Las semanas siguientes trascurrieron como un sueño para mí. Alguien, no se a ciencia cierta quién, propaló la noticia de que me encontraba hechizado por el mismísimo diablo. A poco la Corte entera me recomendó me pusiera en manos del capellán Fray Antonio Alvarez Argüelles, santo varón experto en posesiones y exorcismos. Así lo hice, no tuve otra elección, y, tras las pertinentes y apropiadas ceremonias, el clérigo anunció que, una vez conjurado el Diablo, el mismísimo Satanás no tuvo inconveniente en jurar ante el Santísimo Sacramento que yo estaba hechizado, y que el hechizo se me había dado en una taza de chocolate el 3 de abril de 1675, taza en la que se habían disuelto sesos de un ajusticiado para quitarme el gobierno, sus entrañas para privarme de la salud y sus riñones para corromperme el semen e impedir la generación. Añadió el Maligno que la causante del hechizo fue mi señora Madre y que la razón del malévolo aojamiento fue su deseo de seguir gobernando el Reino.
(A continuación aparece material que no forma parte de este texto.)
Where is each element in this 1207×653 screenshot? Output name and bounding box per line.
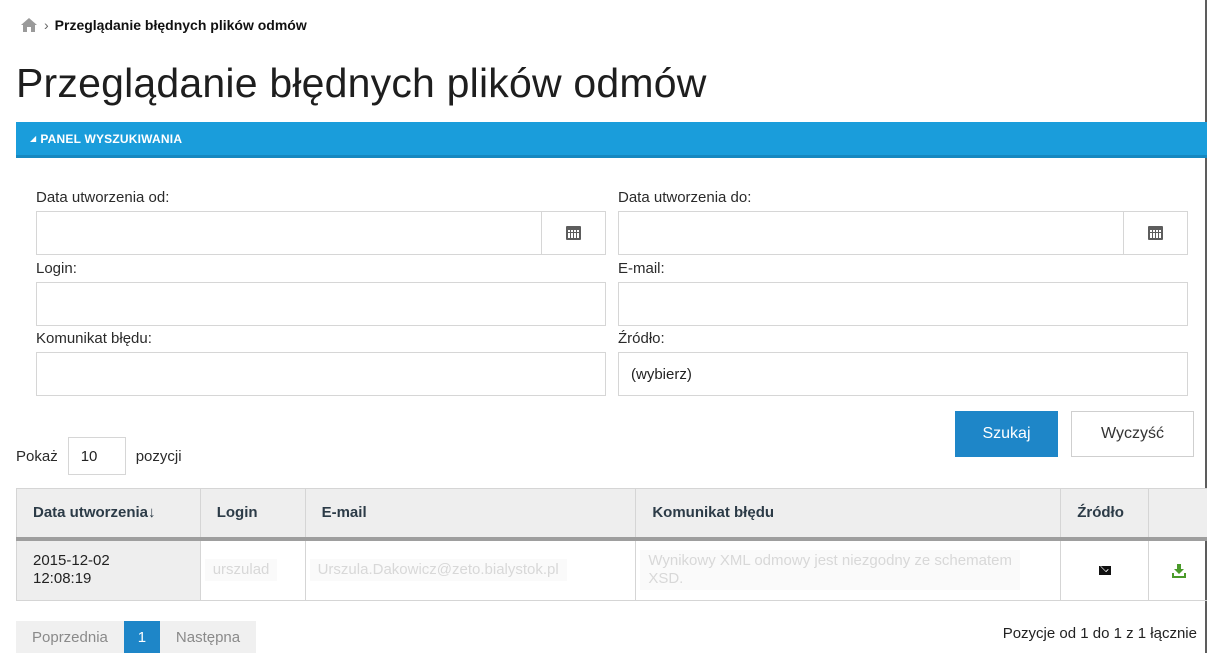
- cell-email: Urszula.Dakowicz@zeto.bialystok.pl: [304, 538, 637, 601]
- date-from-input[interactable]: [36, 211, 606, 255]
- source-select[interactable]: (wybierz): [618, 352, 1188, 396]
- column-header-login[interactable]: Login: [199, 488, 306, 541]
- page-size-suffix: pozycji: [135, 447, 182, 465]
- cell-login-value: urszulad: [204, 559, 278, 582]
- cell-login: urszulad: [199, 538, 306, 601]
- page-1-button[interactable]: 1: [123, 621, 160, 653]
- download-icon[interactable]: [1171, 563, 1187, 579]
- cell-source: [1060, 538, 1150, 601]
- calendar-icon: [1148, 226, 1163, 240]
- page-size-input[interactable]: 10: [67, 437, 126, 475]
- error-message-input[interactable]: [36, 352, 606, 396]
- date-to-label: Data utworzenia do:: [618, 189, 752, 206]
- column-header-source[interactable]: Źródło: [1060, 488, 1150, 541]
- email-label: E-mail:: [618, 260, 665, 277]
- search-button[interactable]: Szukaj: [955, 411, 1058, 457]
- cell-action: [1148, 538, 1207, 601]
- page-title: Przeglądanie błędnych plików odmów: [16, 60, 707, 106]
- page-size-prefix: Pokaż: [16, 447, 58, 465]
- column-header-date[interactable]: Data utworzenia↓: [16, 488, 201, 541]
- error-message-label: Komunikat błędu:: [36, 330, 152, 347]
- source-label: Źródło:: [618, 330, 665, 347]
- source-select-value: (wybierz): [631, 365, 692, 383]
- cell-error: Wynikowy XML odmowy jest niezgodny ze sc…: [635, 538, 1062, 601]
- chevron-right-icon: ›: [44, 17, 49, 33]
- pagination-info: Pozycje od 1 do 1 z 1 łącznie: [1002, 625, 1197, 642]
- breadcrumb-current: Przeglądanie błędnych plików odmów: [54, 17, 307, 33]
- date-from-label: Data utworzenia od:: [36, 189, 170, 206]
- login-input[interactable]: [36, 282, 606, 326]
- breadcrumb: › Przeglądanie błędnych plików odmów: [20, 14, 307, 36]
- mail-icon: [1098, 566, 1111, 576]
- calendar-icon: [566, 226, 581, 240]
- results-table: Data utworzenia↓ Login E-mail Komunikat …: [16, 488, 1207, 601]
- table-row[interactable]: 2015-12-02 12:08:19 urszulad Urszula.Dak…: [16, 538, 1207, 601]
- clear-button[interactable]: Wyczyść: [1071, 411, 1194, 457]
- table-header-row: Data utworzenia↓ Login E-mail Komunikat …: [16, 488, 1207, 541]
- prev-page-button[interactable]: Poprzednia: [16, 621, 124, 653]
- cell-date-day: 2015-12-02: [33, 552, 110, 570]
- date-to-input[interactable]: [618, 211, 1188, 255]
- date-from-calendar-button[interactable]: [541, 212, 605, 254]
- cell-date: 2015-12-02 12:08:19: [16, 538, 201, 601]
- page-size-control: Pokaż 10 pozycji: [16, 437, 182, 475]
- column-header-error[interactable]: Komunikat błędu: [635, 488, 1062, 541]
- email-input[interactable]: [618, 282, 1188, 326]
- date-to-calendar-button[interactable]: [1123, 212, 1187, 254]
- page-size-value: 10: [80, 447, 98, 465]
- cell-email-value: Urszula.Dakowicz@zeto.bialystok.pl: [309, 559, 567, 582]
- login-label: Login:: [36, 260, 77, 277]
- column-header-email[interactable]: E-mail: [304, 488, 637, 541]
- next-page-button[interactable]: Następna: [159, 621, 257, 653]
- panel-title: PANEL WYSZUKIWANIA: [40, 131, 183, 146]
- collapse-triangle-icon: ◢: [30, 134, 37, 143]
- search-panel-toggle[interactable]: ◢ PANEL WYSZUKIWANIA: [16, 122, 1207, 158]
- column-header-actions: [1148, 488, 1207, 541]
- cell-date-time: 12:08:19: [33, 570, 92, 588]
- pagination: Poprzednia 1 Następna: [16, 621, 257, 653]
- home-icon[interactable]: [20, 17, 38, 33]
- cell-error-value: Wynikowy XML odmowy jest niezgodny ze sc…: [640, 550, 1021, 591]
Mil veces hubiera preferido nacer arriero o aguador. Nadie endemonia a los arrieros. Nadie supone que un aguador está hechizado ni dispone lo necesario para que se le exorcice. Es duro ser Rey. Un paje acaba de entrar en mi recámara y me ha servido la pócima recomendada por los clérigos e ideada para que Satanás, asqueado por el horrible sabor que la pócima tiene, abandone mi cuerpo. Cada sorbo me produce arcadas, cada trago un cólico intestinal. Llegué, nadie lo hubiera imaginado cuando fui niño, a edad avanzada: me falta un año para llegar al medio siglo, pero estas pócimas me están matando. Muchas noches sueño con mi muerte. Me veo, nuevo Prometeo, agonizando en tanto el gallo francés y el águila austriaca me devoran el hígado, se afanan por quedarse con mis restos, disputan por apropiarse de cada trocha, de cada valle, de cada monte, de cada soto, de cada trigal de la vieja España, forcejean por hacerse con la plata de Potosí, con las riquezas del Perú, con los cafetales de Nueva Granada, con los ingenios de caña de la Española y de Puerto Rico. A la sazón despierto con el cuerpo bañado en sudor y el corazón acelerado. Es solo un sueño todavía, pero cada mañana pregunta por mi salud un enviado del embajador de Francia y una camarera de la Reina retira, por encargo de ésta, mi bacín con el fin de que sus médicos austriacos estudien mis deposiciones. Es cuestión de tiempo. Francia y Austria se preparan para la guerra, solo la aplazan los latidos de mi corazón.

Arriero o aguador debí nacer para vivir descuidado de diablos.

Para mi desgracia, sólo soy Yo, el Rey.